# 🚀 2강 (CPU-Optimized, Hugging Face): **DeiT-Tiny** Transfer Learning

**GPU 없이도 동작**하지만, CPU에서는 시간이 걸릴 수 있습니다. 그래서 다음과 같이 최적화했습니다.
- 모델: `facebook/deit-tiny-patch16-224` (작고 빠름)
- **Feature Extraction(백본 freeze)** 기본, **Fine-tuning**은 선택
- **Subset 학습 옵션**(기본 20%) + 작은 배치/에폭
- `TrainingArguments(no_cuda=...)`로 CPU 강제 가능


In [None]:
# !pip install -q transformers datasets accelerate evaluate

import os, numpy as np, random, matplotlib.pyplot as plt, torch
from torchvision import datasets as tvdatasets
from transformers import AutoImageProcessor, AutoModelForImageClassification, Trainer, TrainingArguments
from datasets import Dataset, DatasetDict
from sklearn.model_selection import train_test_split
from sklearn.metrics import accuracy_score, f1_score

device = 'cuda' if torch.cuda.is_available() else 'cpu'
print('Device:', device)

def set_seed(seed=42):
    random.seed(seed); np.random.seed(seed); torch.manual_seed(seed)
    if torch.cuda.is_available(): torch.cuda.manual_seed_all(seed)
set_seed(42)

In [None]:
# CIFAR-10 로드 → numpy 변환 → train/val/test 분할
root='./data'
train_full = tvdatasets.CIFAR10(root=root, train=True, download=True)
test_set   = tvdatasets.CIFAR10(root=root, train=False, download=True)
class_names = train_full.classes

def to_numpy_list(tv_dataset):
    imgs, labs = [], []
    for img, lab in tv_dataset:
        imgs.append(np.array(img)); labs.append(lab)
    return imgs, labs

images_train, labels_train = to_numpy_list(train_full)
images_test,  labels_test  = to_numpy_list(test_set)

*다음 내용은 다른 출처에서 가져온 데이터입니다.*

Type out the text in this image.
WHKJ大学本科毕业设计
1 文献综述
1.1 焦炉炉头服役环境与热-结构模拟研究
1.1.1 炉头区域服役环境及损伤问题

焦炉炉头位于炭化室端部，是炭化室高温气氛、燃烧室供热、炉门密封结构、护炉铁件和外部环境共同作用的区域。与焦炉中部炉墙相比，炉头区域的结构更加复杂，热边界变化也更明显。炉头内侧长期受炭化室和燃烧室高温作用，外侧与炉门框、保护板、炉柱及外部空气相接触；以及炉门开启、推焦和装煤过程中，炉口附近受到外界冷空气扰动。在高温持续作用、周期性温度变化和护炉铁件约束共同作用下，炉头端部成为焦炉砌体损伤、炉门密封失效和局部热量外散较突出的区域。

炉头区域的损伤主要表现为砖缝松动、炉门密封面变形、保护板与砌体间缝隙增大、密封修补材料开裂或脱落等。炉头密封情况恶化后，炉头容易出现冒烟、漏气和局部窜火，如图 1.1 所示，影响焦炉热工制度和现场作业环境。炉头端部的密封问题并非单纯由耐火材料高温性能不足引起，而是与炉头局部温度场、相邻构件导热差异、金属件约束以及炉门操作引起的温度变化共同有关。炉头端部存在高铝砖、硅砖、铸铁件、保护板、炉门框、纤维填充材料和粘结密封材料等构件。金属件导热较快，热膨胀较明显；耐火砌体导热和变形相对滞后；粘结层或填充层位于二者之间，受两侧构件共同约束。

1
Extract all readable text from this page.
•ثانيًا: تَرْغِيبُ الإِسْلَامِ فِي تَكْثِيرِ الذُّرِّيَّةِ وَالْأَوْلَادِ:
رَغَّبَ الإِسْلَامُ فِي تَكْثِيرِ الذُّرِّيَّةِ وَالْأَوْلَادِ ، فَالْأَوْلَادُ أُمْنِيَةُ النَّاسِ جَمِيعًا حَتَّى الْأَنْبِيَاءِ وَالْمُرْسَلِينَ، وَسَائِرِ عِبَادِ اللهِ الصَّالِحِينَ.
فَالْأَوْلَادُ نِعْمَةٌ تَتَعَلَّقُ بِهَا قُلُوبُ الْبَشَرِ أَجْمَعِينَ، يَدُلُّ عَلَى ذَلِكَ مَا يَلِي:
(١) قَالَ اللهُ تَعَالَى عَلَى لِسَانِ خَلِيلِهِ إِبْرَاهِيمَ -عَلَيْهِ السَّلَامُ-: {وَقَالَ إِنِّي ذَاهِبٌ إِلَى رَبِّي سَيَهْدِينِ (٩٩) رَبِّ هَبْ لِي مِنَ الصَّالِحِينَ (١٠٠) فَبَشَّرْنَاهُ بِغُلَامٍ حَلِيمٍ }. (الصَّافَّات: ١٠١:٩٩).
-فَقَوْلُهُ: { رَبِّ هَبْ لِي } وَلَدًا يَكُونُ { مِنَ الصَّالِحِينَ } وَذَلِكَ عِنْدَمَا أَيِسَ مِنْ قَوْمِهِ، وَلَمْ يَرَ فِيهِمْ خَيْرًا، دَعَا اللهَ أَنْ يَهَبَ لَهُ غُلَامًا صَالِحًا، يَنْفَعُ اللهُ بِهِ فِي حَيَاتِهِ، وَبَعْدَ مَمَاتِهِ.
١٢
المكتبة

# Subset 옵션 (CPU용): train의 일부만 사용
SUBSET_FRACTION = 0.2   # 20%만 사용 (필요시 0.1 ~ 0.3로 조정)
idx = np.random.RandomState(42).permutation(len(images_train))
subset_len = int(len(images_train)*SUBSET_FRACTION)
sub_idx = idx[:subset_len]
images_train = [images_train[i] for i in sub_idx]
labels_train = [labels_train[i] for i in sub_idx]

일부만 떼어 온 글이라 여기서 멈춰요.